In a joint statement (PDF) by the government and the Public Services Committee of ICTU, public service unions acknowledged that the additional payment under the special agreement is:

being offered by government on the understanding that there will be continued adherence to the terms of the Lansdowne Road Agreement , and in particular, its mechanisms to resolve disagreements before they escalate into industrial disputes over the remaining period of the Agreement. 


An important innovation was the establishment of a new Oversight Group, which will meet regularly ‘in order to take an active role in addressing any major disputes that arise ensuring compliance with the relevant terms of the agreement over its remaining term’. 


The next phase

DPER Minister Paschal Donohoe described the agreement (MS Word) as ‘phase one’ of a new two-part public pay strategy on behalf of the government.
Phase 2 will be the negotiation of a successor to the Lansdowne Road Agreement. He said the government’s priorities were to:

  1. secure the continued implementation of the Lansdowne Road Agreement;
  2. maintain the productivity, industrial peace and stability provided by the agreement;
  3. ensure that issues of mutual concern to the parties are addressed in a fair and reasonable way but in a manner that safeguards existing government expenditure commitments and the broader fiscal position.
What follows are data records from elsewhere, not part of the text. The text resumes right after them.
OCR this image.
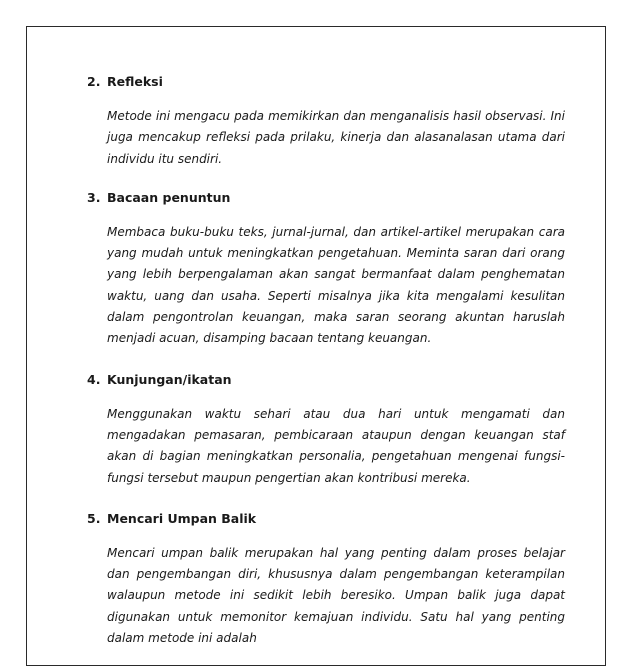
2. Refleksi

Metode ini mengacu pada memikirkan dan menganalisis hasil observasi. Ini juga mencakup refleksi pada prilaku, kinerja dan alasanalasan utama dari individu itu sendiri.

3. Bacaan penuntun

Membaca buku-buku teks, jurnal-jurnal, dan artikel-artikel merupakan cara yang mudah untuk meningkatkan pengetahuan. Meminta saran dari orang yang lebih berpengalaman akan sangat bermanfaat dalam penghematan waktu, uang dan usaha. Seperti misalnya jika kita mengalami kesulitan dalam pengontrolan keuangan, maka saran seorang akuntan haruslah menjadi acuan, disamping bacaan tentang keuangan.

4. Kunjungan/ikatan

Menggunakan waktu sehari atau dua hari untuk mengamati dan mengadakan pemasaran, pembicaraan ataupun dengan keuangan staf akan di bagian meningkatkan personalia, pengetahuan mengenai fungsi-fungsi tersebut maupun pengertian akan kontribusi mereka.

5. Mencari Umpan Balik

Mencari umpan balik merupakan hal yang penting dalam proses belajar dan pengembangan diri, khususnya dalam pengembangan keterampilan walaupun metode ini sedikit lebih beresiko. Umpan balik juga dapat digunakan untuk memonitor kemajuan individu. Satu hal yang penting dalam metode ini adalah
The Minister reiterated the importance the government places in the value of collective agreements because these ‘provide for the stable industrial relations environment which has been a pillar of our domestic recovery and restored international reputation’. 


The joint statement by the government and the ICTU’s Public Services Committee stated that the additional payment:

is being offered by government on the understanding that there will be continued adherence to the terms of the Lansdowne Road Agreement … The requirement therefore to adhere to industrial peace will be fully observed in all sectors. 


Only one ICTU public service union, the Association of Secondary Teachers in Ireland (ASTI), remains outside the terms of the Lansdowne Road Agreement. ASTI is opposed in principle to the agreement, protesting in particular against the withdrawal of certain allowances for new entrants to the profession. 
Its members have, however, missed out on some of the key restoration benefits of the Lansdowne Road Agreement, leading to tensions within that union.

Commentary

The public pay talks between the government and officials from ICTU’s Public Services Committee officials are expected to centre around five central issues:

  • how quickly full pay restoration can be achieved;
  • how to complete full restoration for the higher paid while securing pay rises for those lower paid workers who have already secured full pay restoration;
  • how much public servants contribute to their own pensions;
  • possible agreement on specific measures aimed at addressing critical skill shortages;
  • maintaining productivity measures introduced in the crisis years, changes that the government considers are permanent, but some of which such as extra working hours for no extra pay that unions argue should now be ‘given back’.